When conducting routine and unannounced room inspections, the Campus Fire Safety Department will report any contraband items such as guns, alcohol or illegal drugs, even if they are not fire hazards. When Fire Safety officials discover such items, they call Public Safety (PSafe) officers, who then notify the Middletown Police Department (MPD).

There has been much controversy surrounding the Campus Fire Safety Department ever since the tightening of its policies and the subsequent increase in crackdowns two years ago. In particular, many students have been struck by the correlation between Fire Safety inspections and drug arrests.

Though much of the controversy has died down, Wesleyan Student Assembly (WSA) President Mike Pernick ’10 still believes that there are fundamental problems with Fire Safety’s current policy. He criticized the department’s practice of checking rooms without giving students prior warning.
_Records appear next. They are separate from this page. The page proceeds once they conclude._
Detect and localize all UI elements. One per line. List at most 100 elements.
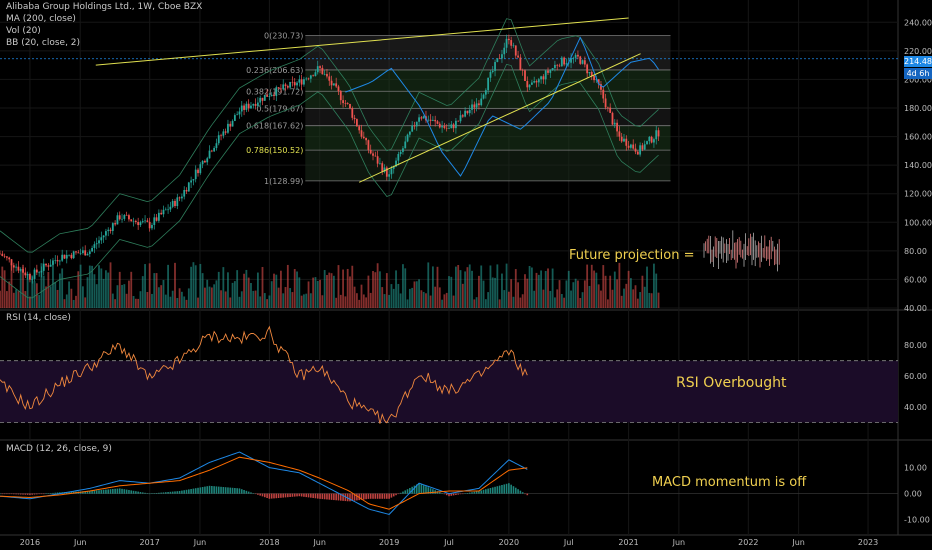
candle-body-173 xyxy=(397,154,400,161)
volume-bar-111 xyxy=(254,290,257,308)
candle-body-244 xyxy=(560,57,563,67)
candle-body-282 xyxy=(648,136,651,142)
volume-bar-28 xyxy=(63,299,66,308)
macd-hist-bar-100 xyxy=(229,487,232,494)
candle-body-186 xyxy=(427,119,430,121)
candle-body-126 xyxy=(289,81,292,88)
volume-bar-144 xyxy=(330,273,333,308)
candle-body-208 xyxy=(478,103,480,106)
macd-hist-bar-198 xyxy=(455,493,457,495)
volume-bar-55 xyxy=(125,293,128,308)
macd-hist-bar-102 xyxy=(234,488,236,494)
macd-hist-bar-192 xyxy=(441,493,443,494)
macd-hist-bar-107 xyxy=(245,490,248,494)
macd-hist-bar-211 xyxy=(485,489,487,494)
macd-hist-bar-129 xyxy=(296,493,298,497)
volume-bar-167 xyxy=(383,294,386,308)
rsi-line xyxy=(0,325,528,424)
fib-label-0: 0(230.73) xyxy=(264,32,303,41)
candle-body-156 xyxy=(358,126,361,131)
candle-body-262 xyxy=(602,89,605,99)
volume-bar-251 xyxy=(577,280,579,308)
candle-body-137 xyxy=(314,72,317,77)
macd-hist-bar-222 xyxy=(510,484,512,494)
candle-body-230 xyxy=(528,84,531,88)
fib-band-5 xyxy=(305,150,671,181)
macd-hist-bar-87 xyxy=(199,487,202,494)
volume-bar-109 xyxy=(250,282,252,308)
candle-body-217 xyxy=(498,58,501,59)
volume-bar-80 xyxy=(183,296,186,308)
macd-hist-bar-131 xyxy=(300,493,303,497)
macd-hist-bar-194 xyxy=(445,493,448,496)
volume-bar-103 xyxy=(236,270,239,308)
price-tick-label-4: 120.00 xyxy=(904,190,932,199)
candle-body-285 xyxy=(655,130,658,140)
macd-hist-bar-19 xyxy=(42,493,45,495)
x-tick-label-14: 2023 xyxy=(858,538,878,547)
volume-bar-42 xyxy=(95,284,98,308)
macd-hist-bar-14 xyxy=(31,493,34,495)
macd-hist-bar-128 xyxy=(293,493,296,497)
candle-body-252 xyxy=(579,56,582,64)
x-tick-label-8: 2020 xyxy=(499,538,519,547)
macd-hist-bar-98 xyxy=(224,487,227,494)
candle-body-283 xyxy=(650,136,653,143)
volume-bar-228 xyxy=(524,274,526,308)
x-tick-label-0: 2016 xyxy=(20,538,40,547)
volume-bar-248 xyxy=(570,290,572,308)
macd-hist-bar-40 xyxy=(91,490,93,494)
candle-body-254 xyxy=(583,60,586,65)
volume-bar-286 xyxy=(657,292,660,308)
volume-bar-190 xyxy=(436,266,439,308)
volume-bar-31 xyxy=(70,288,73,308)
volume-bar-168 xyxy=(385,273,388,308)
candle-body-276 xyxy=(634,148,637,152)
macd-hist-bar-130 xyxy=(298,493,301,497)
volume-bar-243 xyxy=(558,280,561,308)
candle-body-178 xyxy=(408,131,411,135)
macd-hist-bar-49 xyxy=(112,489,114,494)
candle-body-250 xyxy=(574,54,577,58)
volume-bar-66 xyxy=(151,293,153,308)
macd-momentum-note: MACD momentum is off xyxy=(652,475,807,490)
macd-hist-bar-3 xyxy=(6,493,8,495)
candle-body-99 xyxy=(227,123,229,133)
volume-bar-40 xyxy=(91,265,94,308)
volume-bar-268 xyxy=(616,279,618,308)
macd-hist-bar-197 xyxy=(452,493,455,496)
macd-hist-bar-24 xyxy=(54,492,57,494)
macd-hist-bar-148 xyxy=(339,493,342,501)
fib-label-2: 0.382(191.72) xyxy=(246,87,303,96)
volume-bar-249 xyxy=(572,282,575,308)
candle-body-174 xyxy=(399,151,402,155)
candle-body-62 xyxy=(141,221,144,223)
volume-bar-127 xyxy=(291,292,294,308)
candle-body-278 xyxy=(639,145,642,155)
volume-bar-159 xyxy=(365,297,368,308)
candle-body-199 xyxy=(457,120,460,122)
candle-body-11 xyxy=(24,272,27,276)
volume-bar-118 xyxy=(270,281,273,308)
macd-hist-bar-122 xyxy=(280,493,282,498)
candle-body-256 xyxy=(588,71,591,74)
volume-bar-128 xyxy=(293,269,296,308)
volume-bar-105 xyxy=(240,291,243,308)
macd-hist-bar-147 xyxy=(337,493,340,501)
candle-body-202 xyxy=(464,110,467,117)
macd-hist-bar-168 xyxy=(386,493,388,499)
candle-body-144 xyxy=(330,80,333,86)
macd-hist-bar-181 xyxy=(415,484,418,494)
volume-bar-229 xyxy=(526,278,529,308)
candle-body-231 xyxy=(530,82,533,85)
volume-bar-96 xyxy=(220,290,222,308)
volume-bar-189 xyxy=(434,286,437,308)
candle-body-147 xyxy=(337,86,340,92)
volume-bar-48 xyxy=(109,262,112,308)
volume-bar-100 xyxy=(229,297,232,308)
candle-body-112 xyxy=(256,102,259,106)
macd-hist-bar-45 xyxy=(102,489,105,494)
volume-bar-130 xyxy=(298,277,301,308)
“Public Safety needs to get a letter from the dean [to search rooms],” he said. “Fire Safety doesn’t need such a letter. There is no notification of residents. This represents a lack of respect for student privacy. The WSA has tried to get this changed but it was unsuccessful.”

This has resulted in some very real consequences for students. In September of last year, a sophomore left marijuana on his desk when he left his room during a routine fire drill. When he returned, MPD officers were waiting for him, because a Fire Safety inspector found the drugs and reported them to PSafe, who then notified city police. In February 2007, Fire Safety inspected a WestCo student’s room and found half an ounce of marijuana, as well as drug paraphernalia. The student, then a sophomore, was arrested and appeared in court, resulting in about $1000 in legal fees and a community service requirement to clear her criminal record. Fire Safety did not say whether any students have been arrested this year under similar circumstances.

Joyce Topshe, assistant vice president for Facilities, insisted that Fire Safety reports illegal items and substances as a means of protecting students.

“Fire Safety staff are not in a position to know if a firearm is registered or loaded, or whether a drug is lethal or not,” Topshe said. “This job is best left to the legal authorities, which is why they are called.”

Becky Weiss ’10 , the chair of the WSA’s Student Affairs Committee—which is responsible for addressing issues regarding Fire Safety—said she understands the tough situation Fire Safety is faced with when dealing with the discovery of illegal drugs and other contraband items within students’ rooms.

“I have mixed feelings,” Weiss said. “I think they have a legal obligation to report it if they see it.”

According to Weiss, inspectors do not touch any suspected illegal drugs, but only report them to PSafe officers, who then call the MPD. Inspectors are not allowed to look through drawers, and can only report on what is in plain sight. Fire Safety inspects every room on campus at least once a semester.

Looking back at her experience, the student arrested in Westco—who is now a senior and wished to remain anonymous— still believes that Fire Safety overstepped its boundaries.

“I respect that they are doing their job,” she said. “But I don’t believe that it’s in their discretion to report things that are not Fire Safety-related.”

The student recalled that the MPD officers who arrested her felt that their time was being wasted.

“The police officer told me that it’s very rare that they’ll book someone for so little weed,” she said. “Middletown Police have bigger fish to fry.”

In an interview with The Argus after the September 2007 arrest, Director of Public Safety Dave Meyer said that calling MPD is simply following protocol.

“[Public Safety] just does the reporting,” he said. “If there are any drugs, we call the police.”

Ultimately, Meyer’s recommendation to students was a simple one.

“Don’t do it at all,” he said. “It’s illegal.”